Documentaries can lie as easily as fiction, but there is a cumulative truth to the found footage gathered in Whose Streets?, a protest doc that offers an on-the-ground view of the uprisings that followed the 2014 police killing of unarmed teenager Michael Brown in Ferguson, Mo.

Directors Sabaah Folayan and Damon Davis collected scores of mobile-phone videos, some taken during the hours Brown’s body was left on the street and others from the ensuing days and nights of protests. While most mainstream news coverage focused on property destruction and looting, the residents’ cameras reveal something else: the countless cops, dogs, military trucks, and weapons that descended on Ferguson, essentially amounting to what one activist describes as an “unseen war.” On one chilling occasion, residents standing behind a chain-link fence are told via loudspeaker to return to their homes. When one of them shouts back, “This is my backyard!” they’re fired upon with gas canisters, smoke enveloping the screen.

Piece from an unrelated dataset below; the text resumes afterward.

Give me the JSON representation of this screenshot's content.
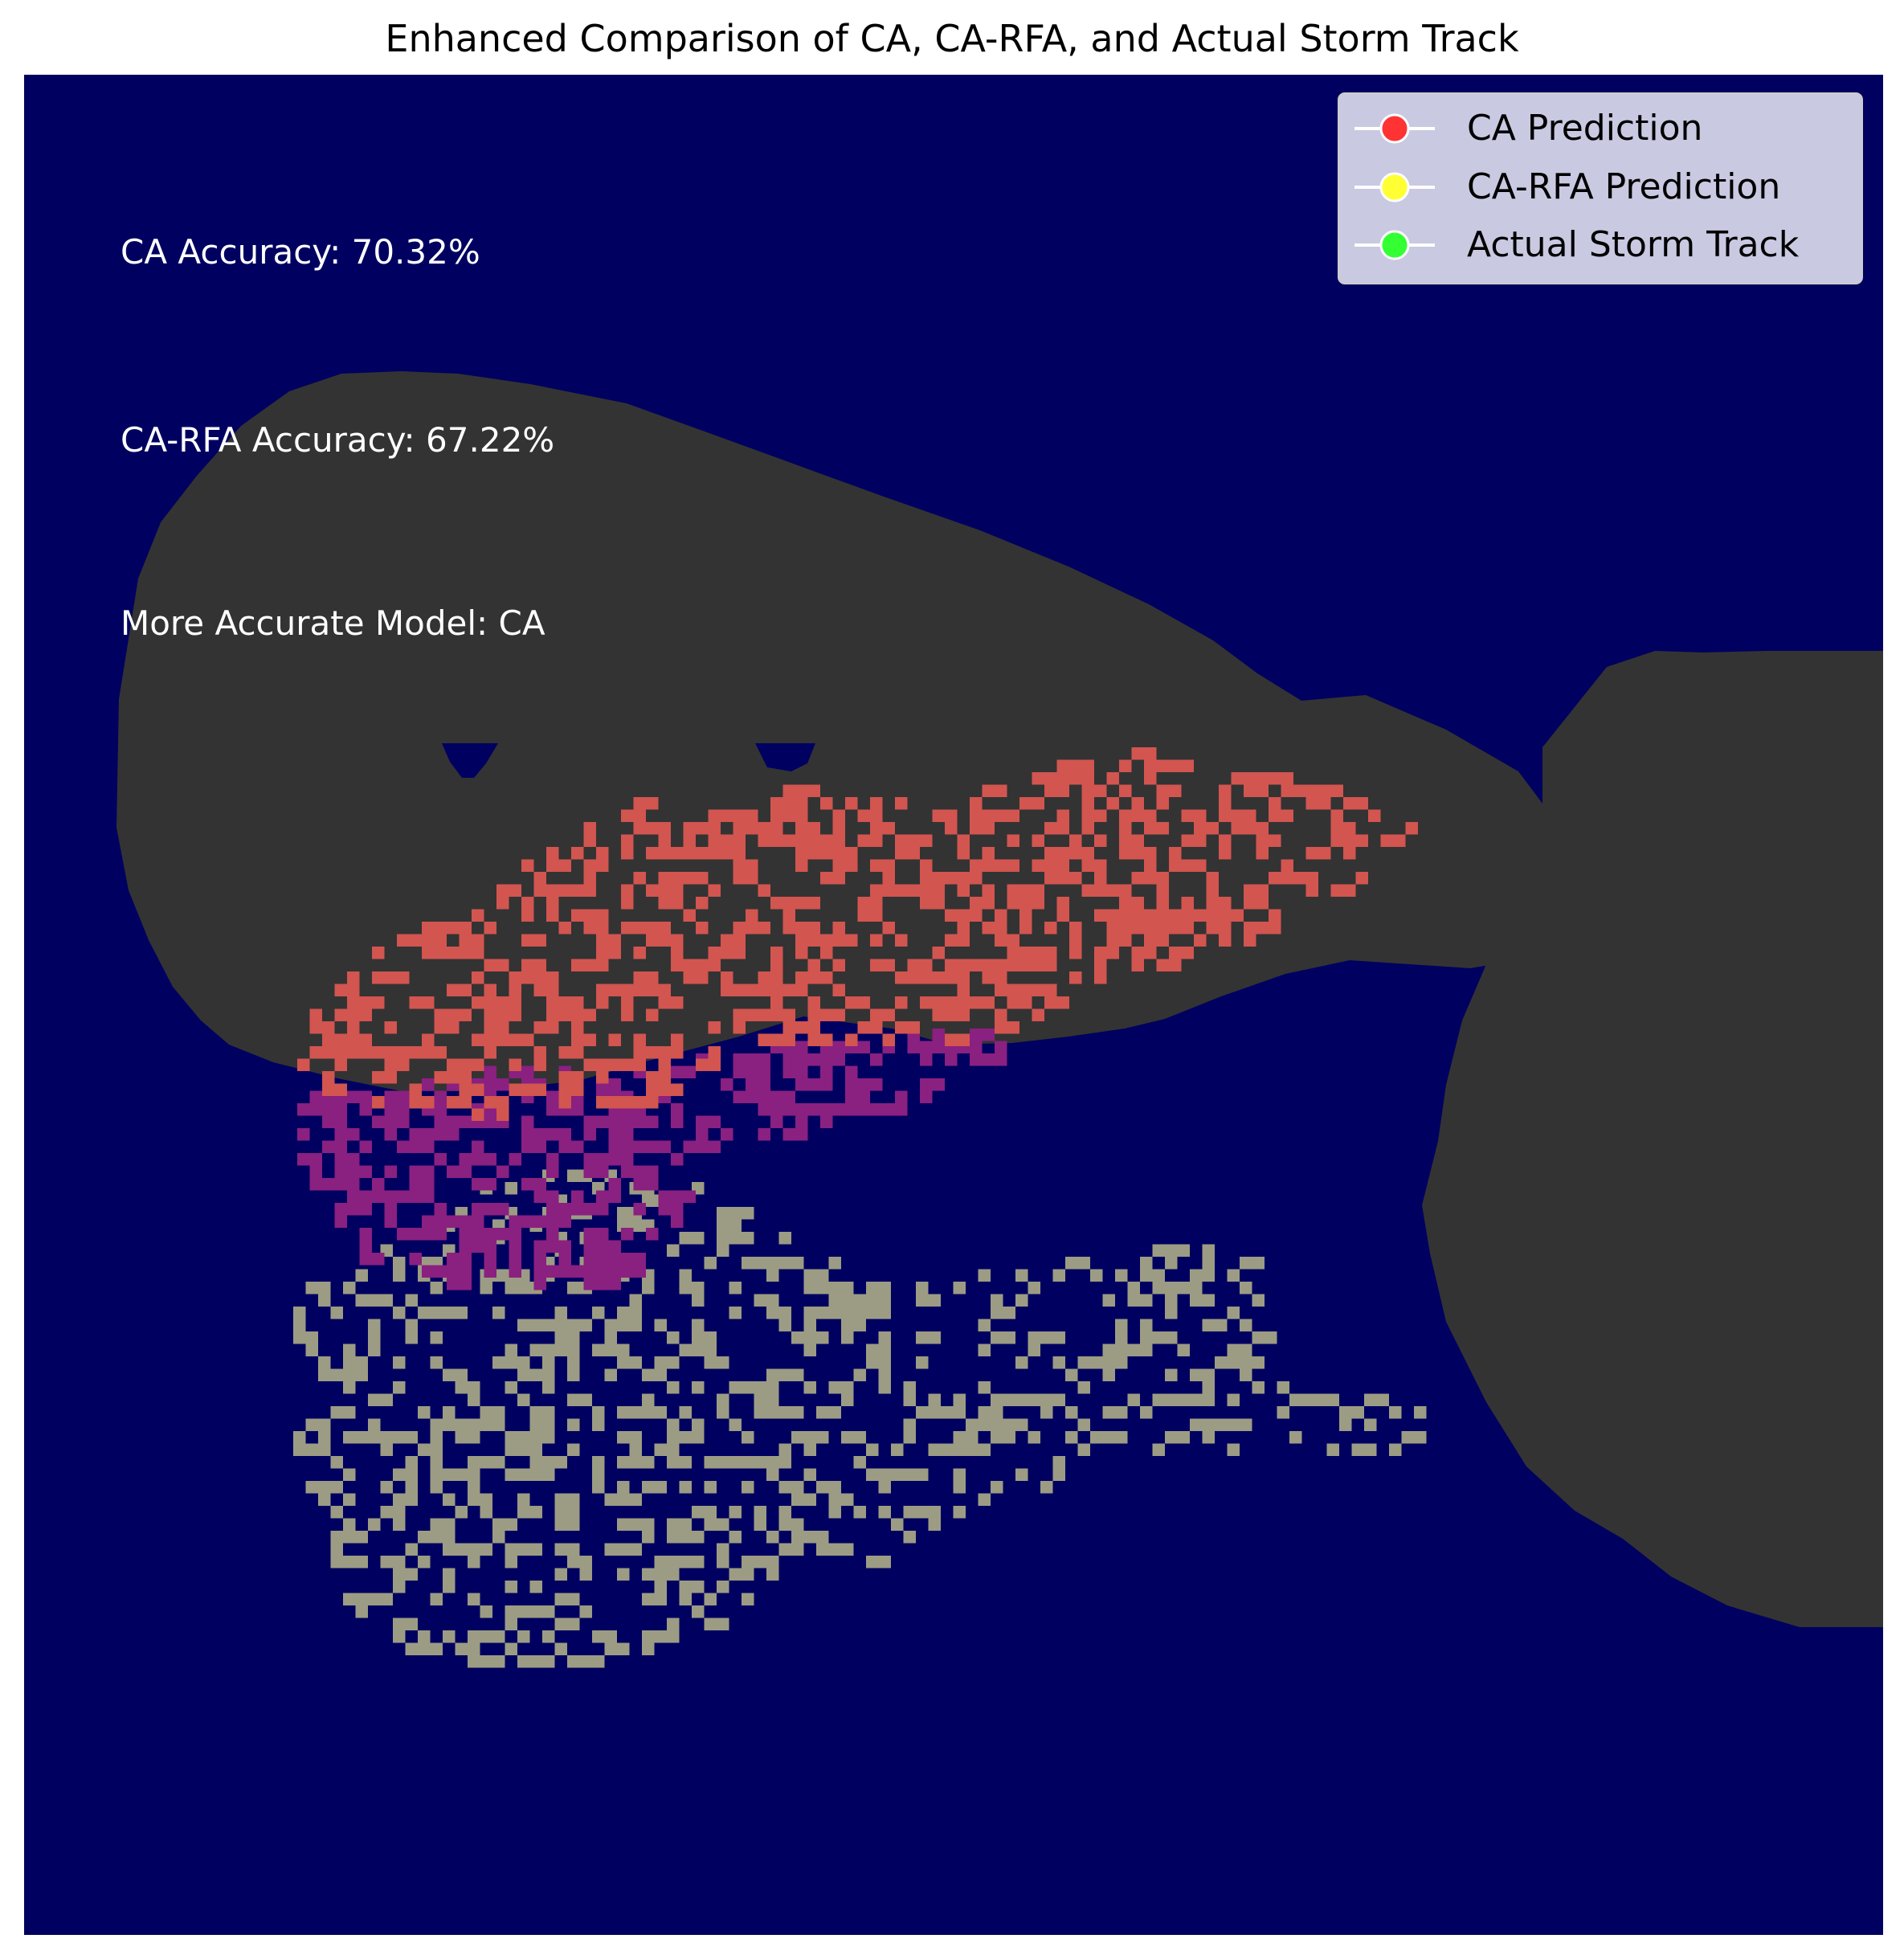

The searing immediacy of these images marks the true strength of Whose Streets?, as the film otherwise doesn’t provide much context or structure. What information we do get comes largely from the activists we meet through first-person interviews. These include David Whitt, a volunteer for the police-monitoring organization Copwatch, who in a stroke of bitter irony lives just off the street where Brown was shot. There’s a small but heartbreaking moment showing Whitt at home, where he describes his toddler son as a “fighter” and tries to playfully box with him. The boy pauses for a moment, raises his arms, then falls into his father’s chest for a hug. There’s truth in that too.